De acordo com ela, mais da metade
dos agrotóxicos usados no Brasil hoje são banidos em países da União Europeia e
nos Estados Unidos.
Segundo a Organização Mundial da
Saúde (OMS), entre os países em desenvolvimento, os agrotóxicos causam,
anualmente, 70.000 intoxicações agudas e crônicas.
A boa notícia, é que naquele
mesmo ano, a Agência Nacional de Vigilância Sanitária (Anvisa) iniciou a
reavaliação de 14 pesticidas que podem apresentar riscos à saúde. A má notícia
é que até agora os estudos não terminaram.
Governo
concede reduções e isenções de impostos para produção e comercialização de
agrotóxicos
A essa morosidade somam-se
incentivos fiscais. O Governo brasileiro concede redução de 60% do ICMS
(imposto relativo à circulação de mercadorias), isenção total do PIS/COFINS
(contribuições para a Seguridade Social) e do IPI (Imposto sobre Produtos
Industrializados) à produção e comércio dos pesticidas.
A constação é de João Eloi
Olenike (ao lado), presidente do Instituto Brasileiro de Planejamento e Tributação
(IBPT).
O que resta de imposto sobre os
agrotóxicos representam, segundo Olenike, 22% do valor do produto. “Para se ter
uma ideia, no caso dos medicamentos, que não são isentos de impostos, 34% do
valor final são tributos”, diz.
Recentemente, o consumo de
agrotóxicos esteve novamente no centro da discussão. A apresentadora Bela Gil,
que tem mais de 590.000 seguidores no Facebook, liderou um movimento para que a
população se mostrasse contrária ao uso do carbofurano, substância usada em
pesticidas em lavouras de algodão, feijão, banana, arroz e milho.

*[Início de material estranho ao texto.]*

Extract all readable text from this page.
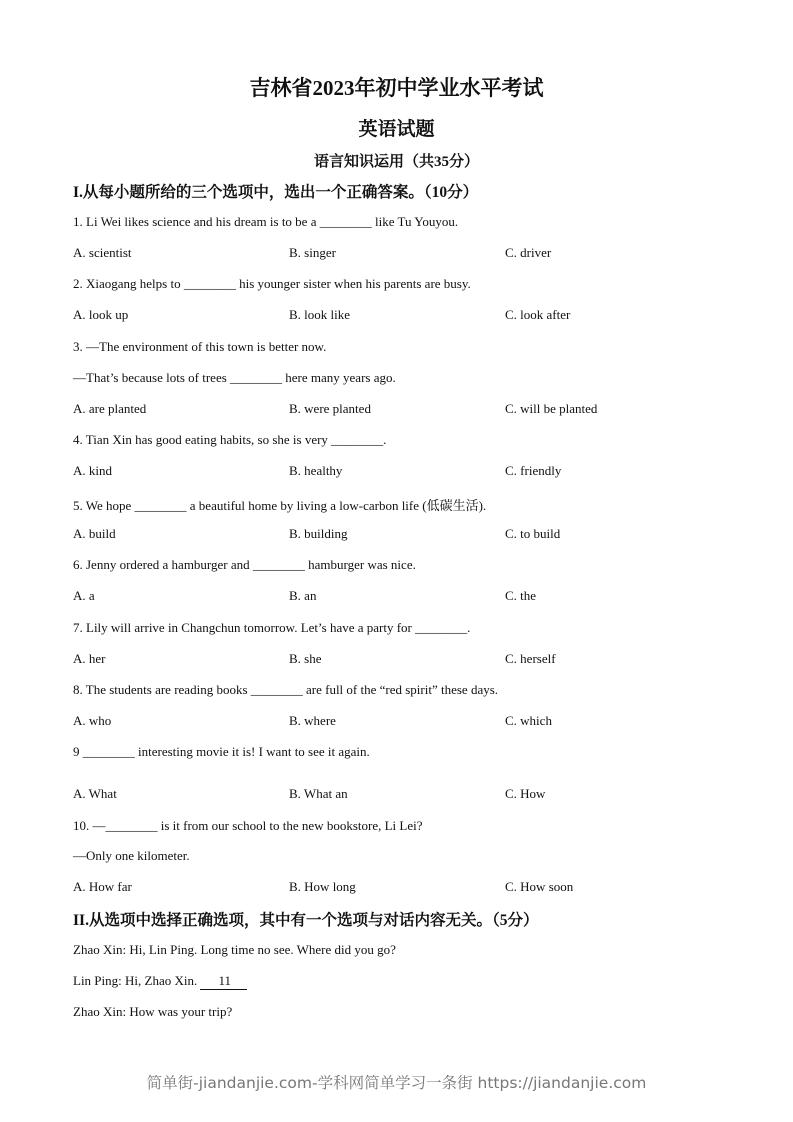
吉林省2023年初中学业水平考试
英语试题
语言知识运用（共35分）
I.从每小题所给的三个选项中，选出一个正确答案。（10分）
1. Li Wei likes science and his dream is to be a ________ like Tu Youyou.
A. scientist	B. singer	C. driver
2. Xiaogang helps to ________ his younger sister when his parents are busy.
A. look up	B. look like	C. look after
3. —The environment of this town is better now.
—That’s because lots of trees ________ here many years ago.
A. are planted	B. were planted	C. will be planted
4. Tian Xin has good eating habits, so she is very ________.
A. kind	B. healthy	C. friendly
5. We hope ________ a beautiful home by living a low-carbon life (低碳生活).
A. build	B. building	C. to build
6. Jenny ordered a hamburger and ________ hamburger was nice.
A. a	B. an	C. the
7. Lily will arrive in Changchun tomorrow. Let’s have a party for ________.
A. her	B. she	C. herself
8. The students are reading books ________ are full of the “red spirit” these days.
A. who	B. where	C. which
9 ________ interesting movie it is! I want to see it again.
A. What	B. What an	C. How
10. —________ is it from our school to the new bookstore, Li Lei?
—Only one kilometer.
A. How far	B. How long	C. How soon
II.从选项中选择正确选项，其中有一个选项与对话内容无关。（5分）
Zhao Xin: Hi, Lin Ping. Long time no see. Where did you go?
Lin Ping: Hi, Zhao Xin. 11
Zhao Xin: How was your trip?
简单街-jiandanjie.com-学科网简单学习一条街 https://jiandanjie.com
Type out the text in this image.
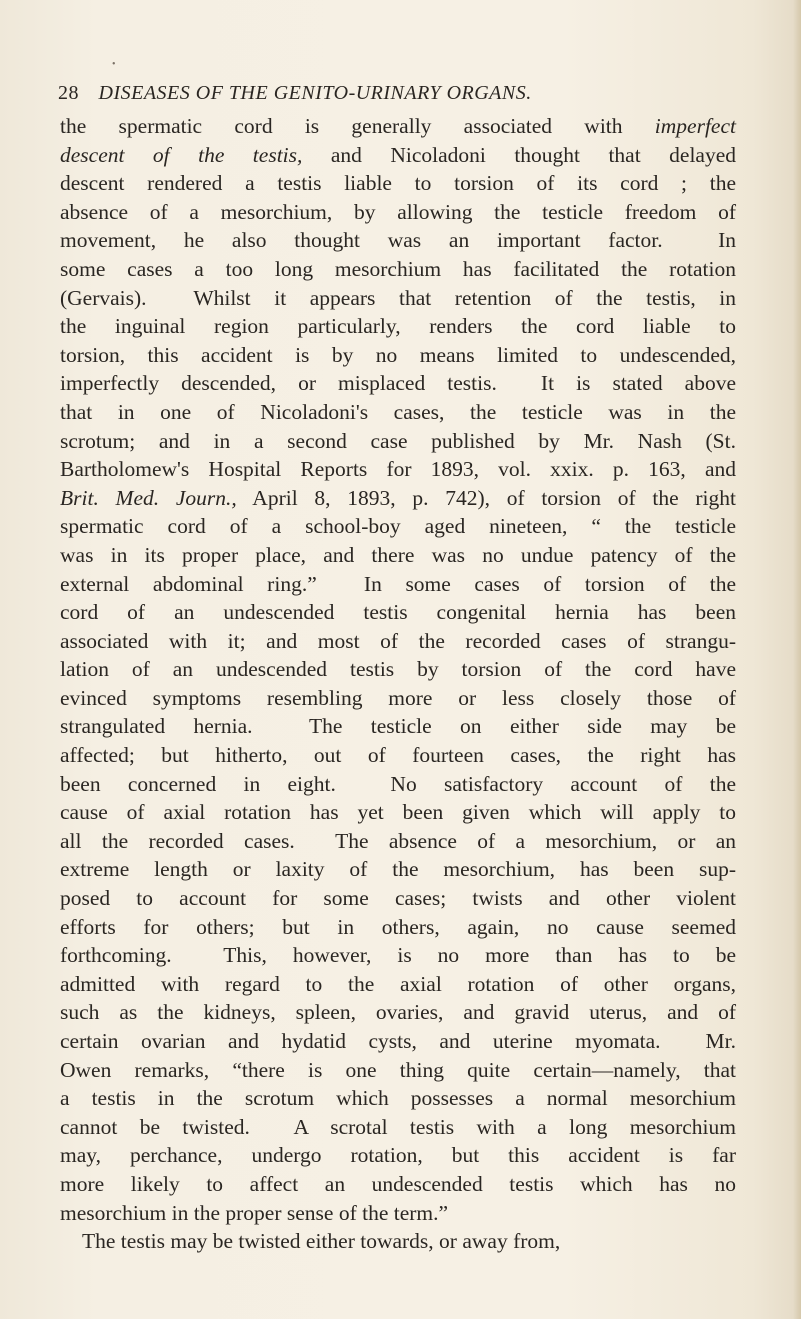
•
28 DISEASES OF THE GENITO-URINARY ORGANS.
the spermatic cord is generally associated with imperfect
descent of the testis, and Nicoladoni thought that delayed
descent rendered a testis liable to torsion of its cord ; the
absence of a mesorchium, by allowing the testicle freedom of
movement, he also thought was an important factor.  In
some cases a too long mesorchium has facilitated the rotation
(Gervais).  Whilst it appears that retention of the testis, in
the inguinal region particularly, renders the cord liable to
torsion, this accident is by no means limited to undescended,
imperfectly descended, or misplaced testis.  It is stated above
that in one of Nicoladoni's cases, the testicle was in the
scrotum; and in a second case published by Mr. Nash (St.
Bartholomew's Hospital Reports for 1893, vol. xxix. p. 163, and
Brit. Med. Journ., April 8, 1893, p. 742), of torsion of the right
spermatic cord of a school-boy aged nineteen, “ the testicle
was in its proper place, and there was no undue patency of the
external abdominal ring.”  In some cases of torsion of the
cord of an undescended testis congenital hernia has been
associated with it; and most of the recorded cases of strangu-
lation of an undescended testis by torsion of the cord have
evinced symptoms resembling more or less closely those of
strangulated hernia.  The testicle on either side may be
affected; but hitherto, out of fourteen cases, the right has
been concerned in eight.  No satisfactory account of the
cause of axial rotation has yet been given which will apply to
all the recorded cases.  The absence of a mesorchium, or an
extreme length or laxity of the mesorchium, has been sup-
posed to account for some cases; twists and other violent
efforts for others; but in others, again, no cause seemed
forthcoming.  This, however, is no more than has to be
admitted with regard to the axial rotation of other organs,
such as the kidneys, spleen, ovaries, and gravid uterus, and of
certain ovarian and hydatid cysts, and uterine myomata.  Mr.
Owen remarks, “there is one thing quite certain—namely, that
a testis in the scrotum which possesses a normal mesorchium
cannot be twisted.  A scrotal testis with a long mesorchium
may, perchance, undergo rotation, but this accident is far
more likely to affect an undescended testis which has no
mesorchium in the proper sense of the term.”
The testis may be twisted either towards, or away from,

Isso ocorreu quando a Anvisa
colocou em seu site uma consulta pública sobre essa substância. Antes de Bela
Gil (abaixo) publicar um texto engajando seus seguidores, o resultado se
mostrava favorável à continuação do uso desse agrotóxico. Mas em poucas horas,
a apresentadora conseguiu reverter o resultado da consulta, mostrando que os
brasileiros querem que essa substância seja proibida também no Brasil, assim
como já é em países como Estados Unidos, Canadá e em toda a União Europeia. Por
e-mail, a chefe de cozinha adepta da culinária natureba disse por que liderou a
campanha. “Já existem estudos revelando a toxicidade e os perigos do
carbofurano”, disse.
“Essa substância é cancerígena,
desregula o sistema endócrino em qualquer dose relevante e afeta o sistema
reprodutor”.
Na bula do produto consta a
informação de que essa substância é “muito perigosa ao meio ambiente e
altamente tóxica para aves”. Orienta o usuário a não entrar nas lavouras que
receberam o produto por até 24 horas após a aplicação “a menos que se use
roupas protetoras”.
2,4-D e a
polêmica do ‘agende laranja’ usado na Guerra do Vietnã
Há exatos dez anos, desde 2006, a
Anvisa está reavaliando os riscos à saúde que o herbicida 2,4-D pode causar. De
nome estranho, essa substância era uma das que formavam o chamado Agente
Laranja, uma química que foi amplamente utilizada pelas Forças Armadas
norte-americanas durante a guerra do Vietnã.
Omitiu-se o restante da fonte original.